Death of a Salesman Essay

        Self-awareness and awareness of others or the world begins to develop when external events present individuals with new information. In the case of Biff Loman in the play Death of a Salesman by Arthur Miller, he begins to develop his own identity and values separate from his father after meeting with his father in Boston, after the meeting with Bill Oliver and after his father Willy's suicide. These experiences change Biff's views of himself and the values he has held.
        Biff has always been imbued with the values of his father, of the business world and the goal of money. Biff's father, Willy, is a salesman and success in life is money. After high school, however, Biff began to get sick of the routine and competition of the work he did involving business so he left the city to go to work outdoors where he feels he belongs. He makes little money on the farms and ranches, which doesn't fulfill the expectations he has inherited from his father. He's back home because he feels lost and doesn't know what to do.
        The first experience Biff has that changes his outlook is one that changes his opinion of his father. It is one from the past. Biff deeply admires his father, almost as a hero, like any kid. When he fails math and therefore cannot graduate from high school, Biff goes to his father who is in Boston on business. He is convinced his father the salesman can talk to his teacher to raise his mark. In his father's hotel room, he is horrified to discover his dad with another woman. Biff's image of his father is shattered. He calls his father a liar, a fake and a phony. This is when he starts questioning himself and all that he has known. He seems to lose belief in the world his father has told him about, and he is no longer motivated to finish high school. This event in Biff's life changes his view of his father, and his father's values, which he had adopted as his own.
        In the present and back at home, Biff has told his father that he is going to see Bill Oliver, for whom he once worked as a salesman, to ask for a loan to start a business of his own in sporting goods. He is going to do this for his father although he says he hates the business world and his father's values which are still hanging on to him. In the restaurant where he is to meet his brother Happy, and Willy, after meeting with Bill Oliver, he tells Happy something that has been revealed to him. He never worked for Bill Oliver as a salesman but was only a shipping clerk. Bill Oliver would not meet with Biff at all because he did not know who Biff was. Biff believed that he was a salesman for this man, but realizes that the Lomans have been living under false memories and lies. Biff, like his father's illusion and exaggeration of being a success as a salesman, went along all his life with these and other revised versions of reality. Biff changes his views and breaks from these illusions.

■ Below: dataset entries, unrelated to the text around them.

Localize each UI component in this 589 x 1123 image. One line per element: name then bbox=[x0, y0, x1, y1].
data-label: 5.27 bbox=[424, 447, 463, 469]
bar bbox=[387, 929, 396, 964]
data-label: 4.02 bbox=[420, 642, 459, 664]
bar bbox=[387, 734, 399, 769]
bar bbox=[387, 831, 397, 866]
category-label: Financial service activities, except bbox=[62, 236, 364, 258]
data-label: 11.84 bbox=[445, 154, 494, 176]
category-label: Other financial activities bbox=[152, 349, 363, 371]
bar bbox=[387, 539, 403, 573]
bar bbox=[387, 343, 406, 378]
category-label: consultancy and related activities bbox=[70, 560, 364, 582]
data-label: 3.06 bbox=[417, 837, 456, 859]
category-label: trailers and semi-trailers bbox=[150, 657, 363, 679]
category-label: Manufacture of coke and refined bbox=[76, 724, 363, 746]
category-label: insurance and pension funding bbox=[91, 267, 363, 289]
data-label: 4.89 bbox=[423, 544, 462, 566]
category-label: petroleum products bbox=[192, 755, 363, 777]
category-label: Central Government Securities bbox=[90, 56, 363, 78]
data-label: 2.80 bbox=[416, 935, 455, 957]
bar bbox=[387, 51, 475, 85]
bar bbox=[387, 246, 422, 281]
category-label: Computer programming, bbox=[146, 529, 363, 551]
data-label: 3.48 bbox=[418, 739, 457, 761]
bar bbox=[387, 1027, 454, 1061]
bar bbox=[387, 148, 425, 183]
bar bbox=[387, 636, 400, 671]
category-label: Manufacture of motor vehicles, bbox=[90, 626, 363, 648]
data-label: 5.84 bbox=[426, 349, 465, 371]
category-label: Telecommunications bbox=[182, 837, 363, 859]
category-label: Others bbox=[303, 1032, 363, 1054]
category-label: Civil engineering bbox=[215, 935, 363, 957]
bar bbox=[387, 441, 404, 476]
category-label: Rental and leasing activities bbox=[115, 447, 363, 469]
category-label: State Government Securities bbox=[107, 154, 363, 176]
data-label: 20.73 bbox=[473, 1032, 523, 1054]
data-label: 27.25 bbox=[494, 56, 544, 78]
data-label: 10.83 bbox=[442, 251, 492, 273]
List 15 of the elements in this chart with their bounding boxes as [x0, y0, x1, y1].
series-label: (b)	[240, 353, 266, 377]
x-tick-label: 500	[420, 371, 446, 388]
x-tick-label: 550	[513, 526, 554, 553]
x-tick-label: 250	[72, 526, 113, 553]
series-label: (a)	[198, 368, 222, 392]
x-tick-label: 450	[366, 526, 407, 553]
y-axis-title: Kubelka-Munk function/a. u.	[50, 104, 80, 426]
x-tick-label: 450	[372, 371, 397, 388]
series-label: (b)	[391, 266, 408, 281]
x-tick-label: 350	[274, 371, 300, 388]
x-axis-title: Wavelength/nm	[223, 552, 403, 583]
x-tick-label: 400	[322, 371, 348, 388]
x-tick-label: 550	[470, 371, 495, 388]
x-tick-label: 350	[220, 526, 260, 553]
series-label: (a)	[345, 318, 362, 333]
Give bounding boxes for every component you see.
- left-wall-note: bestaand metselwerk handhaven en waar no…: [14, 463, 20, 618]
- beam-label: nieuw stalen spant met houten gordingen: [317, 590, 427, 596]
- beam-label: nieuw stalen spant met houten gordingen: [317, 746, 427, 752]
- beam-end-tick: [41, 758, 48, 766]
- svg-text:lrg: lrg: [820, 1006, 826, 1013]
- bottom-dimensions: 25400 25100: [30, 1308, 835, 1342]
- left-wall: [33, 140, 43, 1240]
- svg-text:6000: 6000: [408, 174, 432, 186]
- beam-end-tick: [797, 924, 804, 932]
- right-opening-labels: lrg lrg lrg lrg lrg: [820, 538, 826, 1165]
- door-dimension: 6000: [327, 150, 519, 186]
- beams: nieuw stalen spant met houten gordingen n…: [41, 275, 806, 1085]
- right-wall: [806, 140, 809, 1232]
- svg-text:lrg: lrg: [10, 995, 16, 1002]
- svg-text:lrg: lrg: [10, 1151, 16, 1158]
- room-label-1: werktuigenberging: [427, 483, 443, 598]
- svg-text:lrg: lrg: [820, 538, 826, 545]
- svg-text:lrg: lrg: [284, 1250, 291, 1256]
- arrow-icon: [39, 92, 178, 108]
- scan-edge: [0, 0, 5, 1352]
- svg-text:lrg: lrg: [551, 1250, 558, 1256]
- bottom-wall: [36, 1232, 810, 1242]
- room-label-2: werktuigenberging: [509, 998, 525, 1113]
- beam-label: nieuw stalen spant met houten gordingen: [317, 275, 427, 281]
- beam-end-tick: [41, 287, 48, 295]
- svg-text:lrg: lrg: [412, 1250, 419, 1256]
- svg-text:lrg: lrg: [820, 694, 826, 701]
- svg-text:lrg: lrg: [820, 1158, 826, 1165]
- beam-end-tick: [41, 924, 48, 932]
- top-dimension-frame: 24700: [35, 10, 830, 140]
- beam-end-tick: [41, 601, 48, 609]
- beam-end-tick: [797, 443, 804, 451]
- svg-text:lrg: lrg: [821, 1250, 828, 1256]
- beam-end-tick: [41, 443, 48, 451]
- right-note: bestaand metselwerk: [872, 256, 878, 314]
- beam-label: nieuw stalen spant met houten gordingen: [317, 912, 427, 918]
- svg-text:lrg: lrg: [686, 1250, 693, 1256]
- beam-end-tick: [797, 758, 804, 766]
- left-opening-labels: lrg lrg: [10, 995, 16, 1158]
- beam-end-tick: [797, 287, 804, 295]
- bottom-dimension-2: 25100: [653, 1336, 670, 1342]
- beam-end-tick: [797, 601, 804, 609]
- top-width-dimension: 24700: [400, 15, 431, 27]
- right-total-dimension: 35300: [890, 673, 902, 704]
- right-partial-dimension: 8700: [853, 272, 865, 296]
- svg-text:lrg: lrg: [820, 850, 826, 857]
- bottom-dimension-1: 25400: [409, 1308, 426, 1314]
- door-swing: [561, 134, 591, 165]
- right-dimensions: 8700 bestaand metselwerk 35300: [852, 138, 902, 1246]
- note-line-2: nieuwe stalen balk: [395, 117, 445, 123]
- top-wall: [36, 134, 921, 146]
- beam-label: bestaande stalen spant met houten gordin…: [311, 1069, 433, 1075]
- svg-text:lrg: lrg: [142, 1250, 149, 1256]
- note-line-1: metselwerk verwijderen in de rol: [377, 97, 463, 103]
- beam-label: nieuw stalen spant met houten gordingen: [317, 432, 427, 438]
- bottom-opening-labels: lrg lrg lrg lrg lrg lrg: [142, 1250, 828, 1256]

        Willy himself realizes he has never been a success and possibly chased the wrong goals in life. Still, he will not give up this dream of the salesman. He has in mind one last business deal, to cash in on his $20 000 life insurance policy by killing himself. This will set Biff up financially, transferring his dream onto his son. Willy leaves at night and crashes his car, killing himself. At the funeral, Biff says, "I know who I am." With his father dead, he is free from his father's goals and dreams, and is free to be his own person. His father's death changes Biff, lets Biff become fully himself with no one else's imposing sense of the world.
        Seeing his father in Boston, the meeting with Bill Oliver and his father's suicide reveal to Biff a new awareness. These events change his view of himself, his father and the world. Often, events in life give people new information which helps them become more aware of themselves and of their surroundings.